O Ministério Público de São Paulo (MPSP), por meio do Grupo de Atuação Especial de Combate ao Crime Organizado (Gaeco), deflagrou na manhã desta terça-feira (21) a Operação Janus, que investiga um suposto esquema de movimentação financeira ligado ao Primeiro Comando da Capital (PCC).
A ação cumpriu 18 mandados de prisão preventiva e 18 mandados de busca e apreensão expedidos pela Vara Estadual de Organizações Criminosas e Lavagem de Bens, Direitos e Valores.
Investigação apura movimentação de recursos da facção
Segundo as investigações, os alvos são suspeitos de atuar na administração e movimentação de recursos atribuídos à organização criminosa, realizando operações para transformar dinheiro em espécie em transferências bancárias, além de ocultar, circular e disponibilizar valores em benefício da facção.
As apurações são um desdobramento das operações Bazaar, Recidere e Salus et Dignitas, que já investigavam a estrutura financeira utilizada pelo grupo criminoso.
De acordo com o Ministério Público, os investigados teriam utilizado empresas, contas bancárias de terceiros e operações financeiras para movimentar recursos destinados a integrantes e colaboradores da organização.
Suspeitos também teriam participado de “tribunais do crime”

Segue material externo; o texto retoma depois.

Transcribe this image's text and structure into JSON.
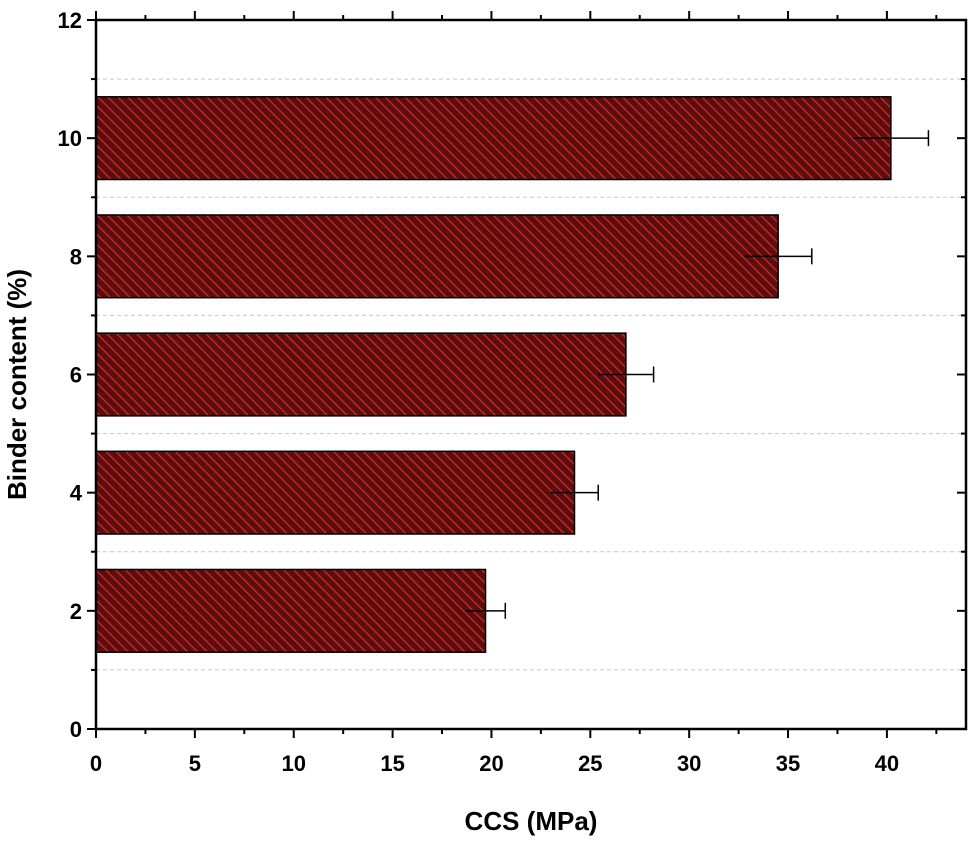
{
  "chart_data": {
    "type": "bar",
    "orientation": "horizontal",
    "xlabel": "CCS (MPa)",
    "ylabel": "Binder content (%)",
    "xlim": [
      0,
      44
    ],
    "ylim": [
      0,
      12
    ],
    "x_ticks": [
      "0",
      "5",
      "10",
      "15",
      "20",
      "25",
      "30",
      "35",
      "40"
    ],
    "y_ticks": [
      "0",
      "2",
      "4",
      "6",
      "8",
      "10",
      "12"
    ],
    "categories": [
      "2",
      "4",
      "6",
      "8",
      "10"
    ],
    "category_positions": [
      2,
      4,
      6,
      8,
      10
    ],
    "values": [
      19.7,
      24.2,
      26.8,
      34.5,
      40.2
    ],
    "errors": [
      1.0,
      1.2,
      1.4,
      1.7,
      1.9
    ],
    "bar_fill": "#8b1a1a",
    "bar_hatch": "#e8232a",
    "grid": "horizontal dashed",
    "legend": "none"
  }
}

As investigações apontam ainda que parte dos suspeitos participou de reuniões destinadas à resolução de conflitos patrimoniais entre integrantes da facção, episódios identificados pelos investigadores como possíveis “tribunais do crime”.

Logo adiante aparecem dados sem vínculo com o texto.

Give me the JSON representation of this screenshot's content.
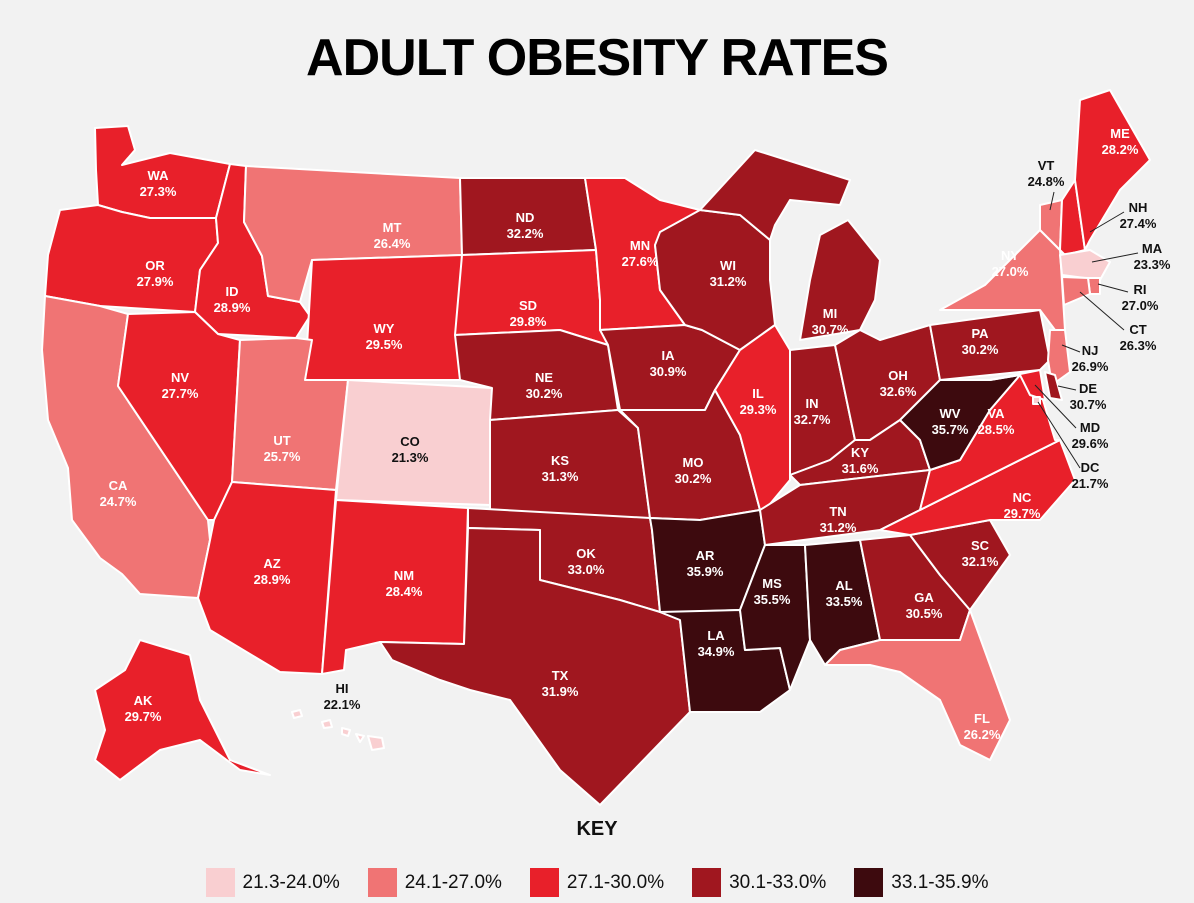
{
  "title": "ADULT OBESITY RATES",
  "key_title": "KEY",
  "legend": [
    {
      "label": "21.3-24.0%",
      "color": "#f9cfd1"
    },
    {
      "label": "24.1-27.0%",
      "color": "#f07474"
    },
    {
      "label": "27.1-30.0%",
      "color": "#e8202a"
    },
    {
      "label": "30.1-33.0%",
      "color": "#a0171f"
    },
    {
      "label": "33.1-35.9%",
      "color": "#3d0a0e"
    }
  ],
  "states": [
    {
      "abbr": "WA",
      "rate": "27.3%",
      "bin": 2
    },
    {
      "abbr": "OR",
      "rate": "27.9%",
      "bin": 2
    },
    {
      "abbr": "CA",
      "rate": "24.7%",
      "bin": 1
    },
    {
      "abbr": "ID",
      "rate": "28.9%",
      "bin": 2
    },
    {
      "abbr": "NV",
      "rate": "27.7%",
      "bin": 2
    },
    {
      "abbr": "MT",
      "rate": "26.4%",
      "bin": 1
    },
    {
      "abbr": "WY",
      "rate": "29.5%",
      "bin": 2
    },
    {
      "abbr": "UT",
      "rate": "25.7%",
      "bin": 1
    },
    {
      "abbr": "CO",
      "rate": "21.3%",
      "bin": 0
    },
    {
      "abbr": "AZ",
      "rate": "28.9%",
      "bin": 2
    },
    {
      "abbr": "NM",
      "rate": "28.4%",
      "bin": 2
    },
    {
      "abbr": "ND",
      "rate": "32.2%",
      "bin": 3
    },
    {
      "abbr": "SD",
      "rate": "29.8%",
      "bin": 2
    },
    {
      "abbr": "NE",
      "rate": "30.2%",
      "bin": 3
    },
    {
      "abbr": "KS",
      "rate": "31.3%",
      "bin": 3
    },
    {
      "abbr": "OK",
      "rate": "33.0%",
      "bin": 3
    },
    {
      "abbr": "TX",
      "rate": "31.9%",
      "bin": 3
    },
    {
      "abbr": "MN",
      "rate": "27.6%",
      "bin": 2
    },
    {
      "abbr": "IA",
      "rate": "30.9%",
      "bin": 3
    },
    {
      "abbr": "MO",
      "rate": "30.2%",
      "bin": 3
    },
    {
      "abbr": "AR",
      "rate": "35.9%",
      "bin": 4
    },
    {
      "abbr": "LA",
      "rate": "34.9%",
      "bin": 4
    },
    {
      "abbr": "WI",
      "rate": "31.2%",
      "bin": 3
    },
    {
      "abbr": "IL",
      "rate": "29.3%",
      "bin": 2
    },
    {
      "abbr": "MI",
      "rate": "30.7%",
      "bin": 3
    },
    {
      "abbr": "IN",
      "rate": "32.7%",
      "bin": 3
    },
    {
      "abbr": "OH",
      "rate": "32.6%",
      "bin": 3
    },
    {
      "abbr": "KY",
      "rate": "31.6%",
      "bin": 3
    },
    {
      "abbr": "TN",
      "rate": "31.2%",
      "bin": 3
    },
    {
      "abbr": "MS",
      "rate": "35.5%",
      "bin": 4
    },
    {
      "abbr": "AL",
      "rate": "33.5%",
      "bin": 4
    },
    {
      "abbr": "GA",
      "rate": "30.5%",
      "bin": 3
    },
    {
      "abbr": "FL",
      "rate": "26.2%",
      "bin": 1
    },
    {
      "abbr": "SC",
      "rate": "32.1%",
      "bin": 3
    },
    {
      "abbr": "NC",
      "rate": "29.7%",
      "bin": 2
    },
    {
      "abbr": "VA",
      "rate": "28.5%",
      "bin": 2
    },
    {
      "abbr": "WV",
      "rate": "35.7%",
      "bin": 4
    },
    {
      "abbr": "PA",
      "rate": "30.2%",
      "bin": 3
    },
    {
      "abbr": "NY",
      "rate": "27.0%",
      "bin": 1
    },
    {
      "abbr": "VT",
      "rate": "24.8%",
      "bin": 1
    },
    {
      "abbr": "NH",
      "rate": "27.4%",
      "bin": 2
    },
    {
      "abbr": "ME",
      "rate": "28.2%",
      "bin": 2
    },
    {
      "abbr": "MA",
      "rate": "23.3%",
      "bin": 0
    },
    {
      "abbr": "RI",
      "rate": "27.0%",
      "bin": 1
    },
    {
      "abbr": "CT",
      "rate": "26.3%",
      "bin": 1
    },
    {
      "abbr": "NJ",
      "rate": "26.9%",
      "bin": 1
    },
    {
      "abbr": "DE",
      "rate": "30.7%",
      "bin": 3
    },
    {
      "abbr": "MD",
      "rate": "29.6%",
      "bin": 2
    },
    {
      "abbr": "DC",
      "rate": "21.7%",
      "bin": 0
    },
    {
      "abbr": "AK",
      "rate": "29.7%",
      "bin": 2
    },
    {
      "abbr": "HI",
      "rate": "22.1%",
      "bin": 0
    }
  ]
}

Justiça determina bloqueio de patrimônio
Além das prisões e buscas, a Justiça autorizou o bloqueio de contas bancárias, aplicações financeiras, imóveis, veículos e o sequestro de bens pertencentes aos investigados.

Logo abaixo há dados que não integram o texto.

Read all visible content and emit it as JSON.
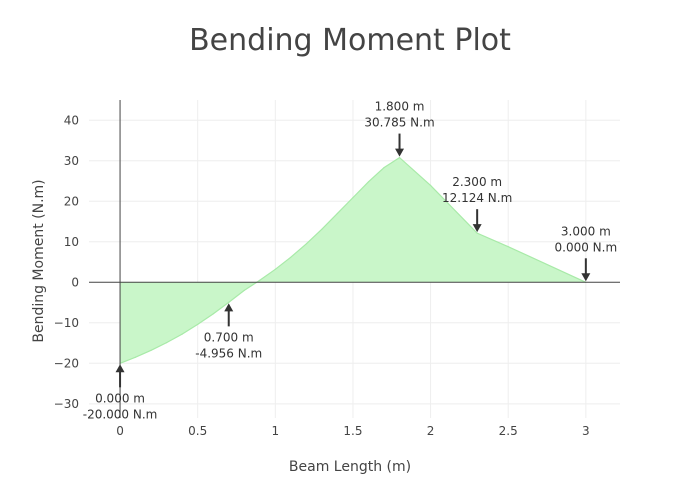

As decisões judiciais também determinaram o bloqueio de ativos financeiros de até R$ 10 milhões para cada investigado, além da indisponibilidade patrimonial de empresas apontadas como integrantes da estrutura financeira analisada durante a investigação.
Operação contou com apoio da Polícia Militar
O cumprimento dos mandados contou com apoio do Comando de Policiamento de Choque (CPChq), incluindo equipes da ROTA, do 3º Batalhão de Polícia de Choque e do Comando de Operações Especiais (COE).
Ao todo, foram empregados 57 policiais militares e 19 viaturas durante a operação.
Origem do nome da operação
Segundo o Ministério Público, o nome “Janus” faz referência à divindade romana associada às passagens e transições. A escolha simboliza a investigação sobre o caminho percorrido pelos recursos entre o dinheiro em espécie e o sistema financeiro formal.